May I please ask for the clarification how to properly advertise that we have
extended region? By new compatible or property?
The current compatible string is defined as:
- compatible:
compatible = "xen,xen-<version>", "xen,xen";
where <version> is the version of the Xen ABI of the platform.
On the Xen side it is implemented as:
"xen,xen-"__stringify(XEN_VERSION)"."__stringify(XEN_SUBVERSION)"\0"
So in a way we already have the version in the compatible string but it
is just the Xen version, not the version of the Device Tree binding.
Looking at the way the compatible string is parsed in Linux, I think we
cannot easily change/add a different string format because it would
cause older Linux to stop initializing the Xen subsystem.
AFAICT, Linux doesn't care about extra compatible after "xen,xen". So in
theory we could write:
"xen,xen-<version>", "xen,xen", "xen,xen-v2".
So one option is to rely on a check based on the Xen version.
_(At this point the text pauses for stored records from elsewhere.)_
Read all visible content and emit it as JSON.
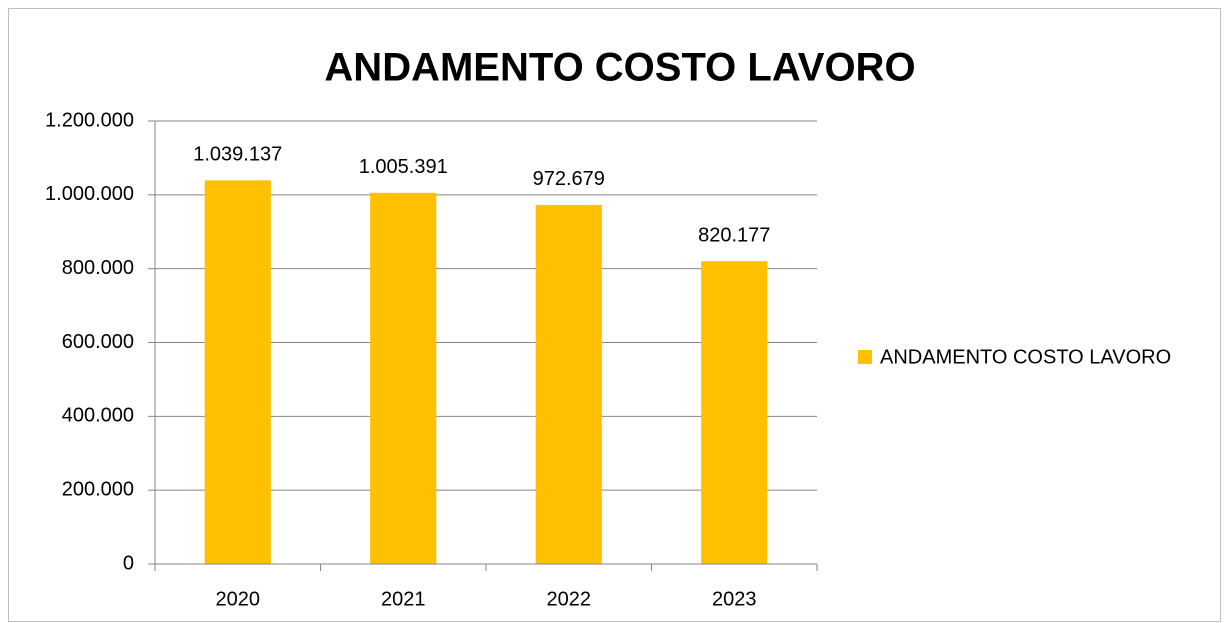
{
  "chart_data": {
    "type": "bar",
    "title": "ANDAMENTO COSTO LAVORO",
    "categories": [
      "2020",
      "2021",
      "2022",
      "2023"
    ],
    "series": [
      {
        "name": "ANDAMENTO COSTO LAVORO",
        "color": "#ffc000",
        "values": [
          1039137,
          1005391,
          972679,
          820177
        ],
        "value_labels": [
          "1.039.137",
          "1.005.391",
          "972.679",
          "820.177"
        ]
      }
    ],
    "ylim": [
      0,
      1200000
    ],
    "yticks": [
      0,
      {
        "value": 200000,
        "label": "200.000"
      },
      {
        "value": 400000,
        "label": "400.000"
      },
      {
        "value": 600000,
        "label": "600.000"
      },
      {
        "value": 800000,
        "label": "800.000"
      },
      {
        "value": 1000000,
        "label": "1.000.000"
      },
      {
        "value": 1200000,
        "label": "1.200.000"
      }
    ],
    "grid": true,
    "legend": "right"
  }
}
Example:
version >= xen,xen-4.16
This option would prevent a stakeholder to backport the work to older Xen.
Or we need to go with a property. This seems safer and more solid. The
property could be as simple as "extended-region":
hypervisor {
compatible = "xen,xen-4.16", "xen,xen";
extended-region;
reg = <0 0xb0000000 0 0x20000 0xc 0x0 0x1 0x0>;
interrupts = <1 15 0xf08>;
};
Julien, do you have a better suggestion for the property name?
I am a bit confused with the name you suggest. To me it looks this would
be used to indicate whether "reg" has one or more regions.
But I don't think we need a property for that. What we need to a
property for is to indicate whether the first region is safe to use (see
the discussion about the grant table).
So can you clarify what you expect to convey with this property?
Although, at the moment, I don't have a good name to suggest.